Let $(X,d)$ be a compact metric space and $\mu$ be a finite measure on the Borel $\sigma$-algebra $B_X$ on $X$. Then we have for all $A \in B_X$:
$\mu (A) = \inf \{\mu(Q) \ \vert \ A\subseteq Q, Q \ \text{open} \} = \sup \{\mu(K) \ \vert \ K\subseteq A, K \ \text{compact} \} $
So far, I have not had an successful idea how to tackle this problem. Thanks for any inspiration!
Best Answer
HINT:
Start with a compact subset $K$. $K$ is the intersection of a decreasing sequence of open subsets $$K = \bigcap_{n=1}^{\infty} \{ x \in X \ | \ d(x,K) < \frac{1}{n} \}$$
Hence $\mu(K) = \lim \mu(U_n)$ by general properties of finite measures.
Consider the family $\mathcal{A}$ of subsets $A$ of $X$ with the following property: for every $\epsilon > 0$ there exist $K \subset A \subset U$, $K$ compact, $U$ open so that $$\mu(U\backslash K ) < \epsilon$$ We want to show that all the borel subsets satisfy this property. So we'll show that the family of these subsets if a $\Sigma$ algebra containing the compact subsets.
From the above, the compact subsets are in $\mathcal{A}$. Then if $A$ is in $\mathcal{A}$, so is $X \backslash A$. Indeed if $K \subset A \subset U$ then $X\backslash U \subset X\backslash A \subset X\backslash K$ ...
Now for countable unions.

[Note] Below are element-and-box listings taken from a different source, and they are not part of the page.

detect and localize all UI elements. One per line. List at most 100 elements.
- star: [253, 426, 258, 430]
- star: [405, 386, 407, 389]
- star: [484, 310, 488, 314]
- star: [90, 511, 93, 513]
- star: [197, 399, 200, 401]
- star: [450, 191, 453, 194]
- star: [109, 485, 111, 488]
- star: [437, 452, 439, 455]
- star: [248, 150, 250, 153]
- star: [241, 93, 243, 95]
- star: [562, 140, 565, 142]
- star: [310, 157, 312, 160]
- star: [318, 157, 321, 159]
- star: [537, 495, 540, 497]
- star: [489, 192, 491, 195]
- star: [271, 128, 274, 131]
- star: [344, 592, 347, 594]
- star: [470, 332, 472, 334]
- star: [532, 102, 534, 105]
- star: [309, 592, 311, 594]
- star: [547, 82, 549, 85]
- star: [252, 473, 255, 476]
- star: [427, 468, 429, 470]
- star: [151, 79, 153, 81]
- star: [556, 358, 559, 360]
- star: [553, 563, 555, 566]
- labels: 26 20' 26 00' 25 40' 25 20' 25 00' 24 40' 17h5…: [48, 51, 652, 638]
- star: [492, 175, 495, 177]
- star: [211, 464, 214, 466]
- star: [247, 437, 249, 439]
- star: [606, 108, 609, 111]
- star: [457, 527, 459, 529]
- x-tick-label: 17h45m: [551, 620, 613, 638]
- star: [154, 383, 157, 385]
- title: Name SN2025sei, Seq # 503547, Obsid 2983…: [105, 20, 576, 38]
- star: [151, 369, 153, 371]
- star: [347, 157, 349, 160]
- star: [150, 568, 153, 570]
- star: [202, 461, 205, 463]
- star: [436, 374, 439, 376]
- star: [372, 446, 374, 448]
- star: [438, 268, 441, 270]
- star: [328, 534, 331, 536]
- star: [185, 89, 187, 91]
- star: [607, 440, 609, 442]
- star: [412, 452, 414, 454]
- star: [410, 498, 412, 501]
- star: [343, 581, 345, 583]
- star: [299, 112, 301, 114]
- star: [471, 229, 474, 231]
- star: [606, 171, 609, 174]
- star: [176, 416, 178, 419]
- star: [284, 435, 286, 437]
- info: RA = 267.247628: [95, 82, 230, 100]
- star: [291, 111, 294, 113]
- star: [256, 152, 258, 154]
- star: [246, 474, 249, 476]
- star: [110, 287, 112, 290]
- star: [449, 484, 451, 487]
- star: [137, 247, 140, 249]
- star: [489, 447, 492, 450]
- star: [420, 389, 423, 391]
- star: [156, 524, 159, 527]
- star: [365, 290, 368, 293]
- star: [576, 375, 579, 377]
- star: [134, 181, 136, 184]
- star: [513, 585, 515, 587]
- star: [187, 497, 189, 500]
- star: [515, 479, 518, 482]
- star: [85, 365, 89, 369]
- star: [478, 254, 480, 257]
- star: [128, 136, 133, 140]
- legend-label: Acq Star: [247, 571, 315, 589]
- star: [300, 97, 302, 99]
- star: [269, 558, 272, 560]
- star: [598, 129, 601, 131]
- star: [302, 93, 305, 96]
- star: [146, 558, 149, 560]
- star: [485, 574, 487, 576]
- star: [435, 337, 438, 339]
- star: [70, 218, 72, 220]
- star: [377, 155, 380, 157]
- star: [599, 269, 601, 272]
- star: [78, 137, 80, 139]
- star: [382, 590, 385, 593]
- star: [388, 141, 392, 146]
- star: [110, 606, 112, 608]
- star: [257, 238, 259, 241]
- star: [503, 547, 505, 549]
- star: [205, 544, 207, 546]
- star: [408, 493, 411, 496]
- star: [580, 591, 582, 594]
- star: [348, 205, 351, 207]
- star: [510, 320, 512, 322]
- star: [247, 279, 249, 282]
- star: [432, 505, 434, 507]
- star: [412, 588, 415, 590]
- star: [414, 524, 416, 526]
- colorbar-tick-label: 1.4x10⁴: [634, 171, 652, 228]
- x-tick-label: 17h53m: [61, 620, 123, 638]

Let $A_1$, $A_2$ $\ldots$ in $\mathcal{A}$. Take $K_i \subset A_i \subset U_i$ and note that $(U_1\cup U_2\cup\ldots ) \backslash (K_1 \cup K_2\cup \ldots ) \subset (U_1\backslash K_1)\cup (U_2\backslash K_2)\cup \ldots$. Take $K_i \subset A_i \subset U_i$ so that $\mu(U_i\backslash K_i) < \epsilon/2^i$, and also note that we can approximate the infinite union of the $K_i$ with a finite union, which is compact.
Hence, the algebra $\mathcal{A}$ contains all the Borel subsets, which means that the measure $\mu$ is regular.
We only needed that compact subsets are countable intersections of open subsets. That is true if $X$ is a (compact) metric space, but may also hold for more general compact spaces ( see this example).